ロランはドラゴンが急に苦しみだした事を『千載一遇のチャンス』と捉え、勝負に出る。
ロランは、両手に大身槍を持ち、攻撃力を2倍にした。
その分まともにドラゴンの攻撃を受けるため、ロランの負傷の度合いは桁違いに跳ね上がった。
それでもロランはここが踏ん張りどころと自分を鼓舞し、折れた肋骨や変な方向に曲がった腕を治癒魔法で治療しながら攻撃するという消耗戦を行い続け、ついには50本の大身槍を使い切ってしまった。
『…まったく、何てタフなんだ…』と思いながら、ロランは再び『…毒性化…』と叫び大身槍を毒化した。
あまりの激痛に耐えきれず、ドラゴンが大技のブレス攻撃の一撃で勝敗を決しようと口を開いた瞬間、ロランはドラゴンの口の中に小型の酸素を格納したタンクと水素を格納したタンクを投げ入れ、毒性化と叫んだ。
ドラゴンは50本の大身槍から出続ける毒と、口から爆風と共にダイレクトに食道や肺に入ってくる高熱の毒により、ついに倒れた。
ロランは最後の力を振り絞り、鱗が剥がれたドラゴンの額に剣を突き刺し止めを刺すのだった。
その直後、全身が真っ白な、今まで死闘を繰り広げてきたドラゴンとは比較にならない高い戦闘力を持つドラゴンがロランの眼の前に出現した。
荘厳な威厳と空気を振動させるほどの異次元の戦闘力から、ロランは6天竜が1柱の『ヴァイス・ドラゴン』と推測し覚悟を決めた。
『…もう、動くことはできない…今度は魔法のない世界に生まれ変わりたい…』と思っていると『ヴァイス・ドラゴン』はロランに語りだした。
≪…小さく弱き者よ。見事であった。汝が倒せし竜の額に右手を付け『汝の魂を我、継承したり』と唱えよ…≫と言われ、ロランは一切抵抗せず、言われるままに行動する。

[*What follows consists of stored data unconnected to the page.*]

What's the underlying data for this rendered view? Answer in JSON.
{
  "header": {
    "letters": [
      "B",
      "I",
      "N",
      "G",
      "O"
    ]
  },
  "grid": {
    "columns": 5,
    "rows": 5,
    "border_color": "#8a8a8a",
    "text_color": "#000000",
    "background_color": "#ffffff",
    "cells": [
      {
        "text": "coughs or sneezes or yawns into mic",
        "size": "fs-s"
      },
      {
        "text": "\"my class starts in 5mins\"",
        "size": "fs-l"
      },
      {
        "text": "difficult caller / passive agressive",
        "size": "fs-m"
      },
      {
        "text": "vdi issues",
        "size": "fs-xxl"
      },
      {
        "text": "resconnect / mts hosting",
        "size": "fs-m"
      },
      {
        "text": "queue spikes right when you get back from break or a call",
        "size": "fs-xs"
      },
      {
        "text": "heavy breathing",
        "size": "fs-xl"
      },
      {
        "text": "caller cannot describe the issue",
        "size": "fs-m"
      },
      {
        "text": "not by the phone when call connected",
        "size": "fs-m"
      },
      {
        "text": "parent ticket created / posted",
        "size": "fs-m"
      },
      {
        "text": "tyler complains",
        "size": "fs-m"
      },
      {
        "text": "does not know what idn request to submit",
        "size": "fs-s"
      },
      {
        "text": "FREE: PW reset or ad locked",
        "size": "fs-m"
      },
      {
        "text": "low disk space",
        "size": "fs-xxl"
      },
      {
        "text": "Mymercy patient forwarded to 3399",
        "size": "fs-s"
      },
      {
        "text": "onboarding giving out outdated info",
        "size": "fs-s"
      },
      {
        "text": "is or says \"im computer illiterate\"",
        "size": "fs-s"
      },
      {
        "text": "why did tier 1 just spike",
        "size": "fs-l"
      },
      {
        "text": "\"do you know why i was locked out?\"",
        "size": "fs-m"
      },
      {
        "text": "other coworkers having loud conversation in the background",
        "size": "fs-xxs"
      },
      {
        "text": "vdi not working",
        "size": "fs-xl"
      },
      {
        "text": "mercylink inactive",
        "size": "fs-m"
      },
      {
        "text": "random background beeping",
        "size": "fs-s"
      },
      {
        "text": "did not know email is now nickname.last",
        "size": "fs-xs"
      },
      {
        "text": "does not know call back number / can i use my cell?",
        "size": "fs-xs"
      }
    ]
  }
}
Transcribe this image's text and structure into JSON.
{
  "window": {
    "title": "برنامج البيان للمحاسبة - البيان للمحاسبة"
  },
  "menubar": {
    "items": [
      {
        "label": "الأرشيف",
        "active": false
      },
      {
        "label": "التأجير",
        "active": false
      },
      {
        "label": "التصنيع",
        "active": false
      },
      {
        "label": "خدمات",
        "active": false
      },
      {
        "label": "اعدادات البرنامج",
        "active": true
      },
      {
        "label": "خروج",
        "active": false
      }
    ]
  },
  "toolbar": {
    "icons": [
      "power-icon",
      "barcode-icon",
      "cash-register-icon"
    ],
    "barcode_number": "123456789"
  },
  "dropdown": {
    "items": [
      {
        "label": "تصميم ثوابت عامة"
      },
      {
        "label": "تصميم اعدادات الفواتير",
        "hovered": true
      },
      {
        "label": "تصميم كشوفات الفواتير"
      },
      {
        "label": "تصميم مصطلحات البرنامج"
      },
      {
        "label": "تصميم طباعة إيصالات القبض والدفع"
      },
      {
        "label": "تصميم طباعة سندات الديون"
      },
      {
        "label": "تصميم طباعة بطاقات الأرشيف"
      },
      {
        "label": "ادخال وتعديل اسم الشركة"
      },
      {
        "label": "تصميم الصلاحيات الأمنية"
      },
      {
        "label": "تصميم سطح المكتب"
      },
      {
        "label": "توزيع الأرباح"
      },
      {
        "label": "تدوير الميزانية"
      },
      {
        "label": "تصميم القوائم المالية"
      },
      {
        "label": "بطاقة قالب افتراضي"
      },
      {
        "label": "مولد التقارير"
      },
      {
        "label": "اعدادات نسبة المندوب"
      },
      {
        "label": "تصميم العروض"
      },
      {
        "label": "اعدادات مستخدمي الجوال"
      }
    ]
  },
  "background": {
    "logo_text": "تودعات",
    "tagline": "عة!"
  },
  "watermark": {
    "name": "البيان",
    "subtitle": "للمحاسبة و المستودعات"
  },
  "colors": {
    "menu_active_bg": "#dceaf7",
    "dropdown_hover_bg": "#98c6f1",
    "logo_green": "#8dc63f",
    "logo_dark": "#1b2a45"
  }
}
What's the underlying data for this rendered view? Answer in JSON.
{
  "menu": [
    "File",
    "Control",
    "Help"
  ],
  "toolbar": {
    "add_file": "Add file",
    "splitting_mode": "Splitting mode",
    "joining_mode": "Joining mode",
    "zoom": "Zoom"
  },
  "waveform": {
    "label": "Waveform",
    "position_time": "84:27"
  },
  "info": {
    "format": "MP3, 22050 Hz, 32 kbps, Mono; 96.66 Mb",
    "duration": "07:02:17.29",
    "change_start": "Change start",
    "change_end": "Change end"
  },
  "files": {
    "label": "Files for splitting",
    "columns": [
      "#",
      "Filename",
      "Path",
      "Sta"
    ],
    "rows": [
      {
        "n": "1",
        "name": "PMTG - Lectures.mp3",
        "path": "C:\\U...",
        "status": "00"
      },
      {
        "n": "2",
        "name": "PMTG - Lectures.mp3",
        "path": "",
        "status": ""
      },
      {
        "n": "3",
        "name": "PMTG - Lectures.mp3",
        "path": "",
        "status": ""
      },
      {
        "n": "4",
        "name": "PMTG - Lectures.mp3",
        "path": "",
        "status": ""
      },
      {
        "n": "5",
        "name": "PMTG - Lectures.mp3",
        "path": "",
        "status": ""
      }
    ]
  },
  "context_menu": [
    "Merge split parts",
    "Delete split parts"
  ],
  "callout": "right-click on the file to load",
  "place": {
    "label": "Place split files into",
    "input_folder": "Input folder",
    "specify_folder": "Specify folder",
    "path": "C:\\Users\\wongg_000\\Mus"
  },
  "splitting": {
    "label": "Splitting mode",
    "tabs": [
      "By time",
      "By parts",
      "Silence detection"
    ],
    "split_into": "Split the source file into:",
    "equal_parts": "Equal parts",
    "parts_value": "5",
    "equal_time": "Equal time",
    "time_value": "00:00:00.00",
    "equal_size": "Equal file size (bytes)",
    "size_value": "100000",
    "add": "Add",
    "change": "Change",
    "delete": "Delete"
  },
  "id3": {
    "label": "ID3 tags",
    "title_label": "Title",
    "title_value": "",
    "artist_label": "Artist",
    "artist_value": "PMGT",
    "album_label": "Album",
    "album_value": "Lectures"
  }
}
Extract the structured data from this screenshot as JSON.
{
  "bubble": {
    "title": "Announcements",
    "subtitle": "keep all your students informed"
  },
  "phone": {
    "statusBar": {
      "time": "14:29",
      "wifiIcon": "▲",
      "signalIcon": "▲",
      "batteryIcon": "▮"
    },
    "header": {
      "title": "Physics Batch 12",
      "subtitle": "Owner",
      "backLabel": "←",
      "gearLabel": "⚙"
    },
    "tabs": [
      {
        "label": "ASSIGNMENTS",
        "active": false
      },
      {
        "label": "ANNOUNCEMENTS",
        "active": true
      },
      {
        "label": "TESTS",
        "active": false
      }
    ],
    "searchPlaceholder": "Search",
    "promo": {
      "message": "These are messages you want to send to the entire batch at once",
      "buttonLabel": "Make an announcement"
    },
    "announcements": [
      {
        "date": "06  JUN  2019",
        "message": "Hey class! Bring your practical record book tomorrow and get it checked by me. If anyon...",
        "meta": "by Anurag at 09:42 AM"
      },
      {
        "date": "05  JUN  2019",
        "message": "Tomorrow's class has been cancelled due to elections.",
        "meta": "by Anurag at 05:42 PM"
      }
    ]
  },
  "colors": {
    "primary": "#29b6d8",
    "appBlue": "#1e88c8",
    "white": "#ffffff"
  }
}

≪…うむ。小さく弱き者よ。汝に我らからの祝福を授ける。これを飲み干すのだ…≫
純金製の容器の中には『赤、藍、赤茶、白、プラチナ、黒』の原色の液体が混ざらない状態で入っていた。
見た目があまりにグロテスクで激臭のため、ロランは『…これは飲めない…』と思い、『ヴァイス・ドラゴン』に向かって首を横に振り飲めないと懇願するも、再び『ヴァイス・ドラゴン』に飲み干すよう指示され、仕方なく飲み干した。
≪…うむ。最後に汝にドラゴンの名を与えよう『ヴィータ・ドラクーン』それが汝の名だ。では、悠久の時の彼方で再び会おうぞ、新たなる我が同胞よ…≫
ロランを見つめ微笑むと『ヴァイス・ドラゴン』は消えていった。
一方、王都冒険者ギルドではギルド長であるウルリカが"ロランとヴァイス・ドラゴンの会話は消音"して念写していたため、冒険者達はどんな会話が行われたか理解できなかったが、ロランがドラゴンを単独で倒し、王国史上7人目の『竜覇者』になったことに沸き上っていた。
ロランはその晩、自分の身に起きた変化を知る由もなく眠り続けた。
眠り続けるロランの称号には、『不死』『人の身で天竜と成りし者』という新たな称号が加わっているのだった。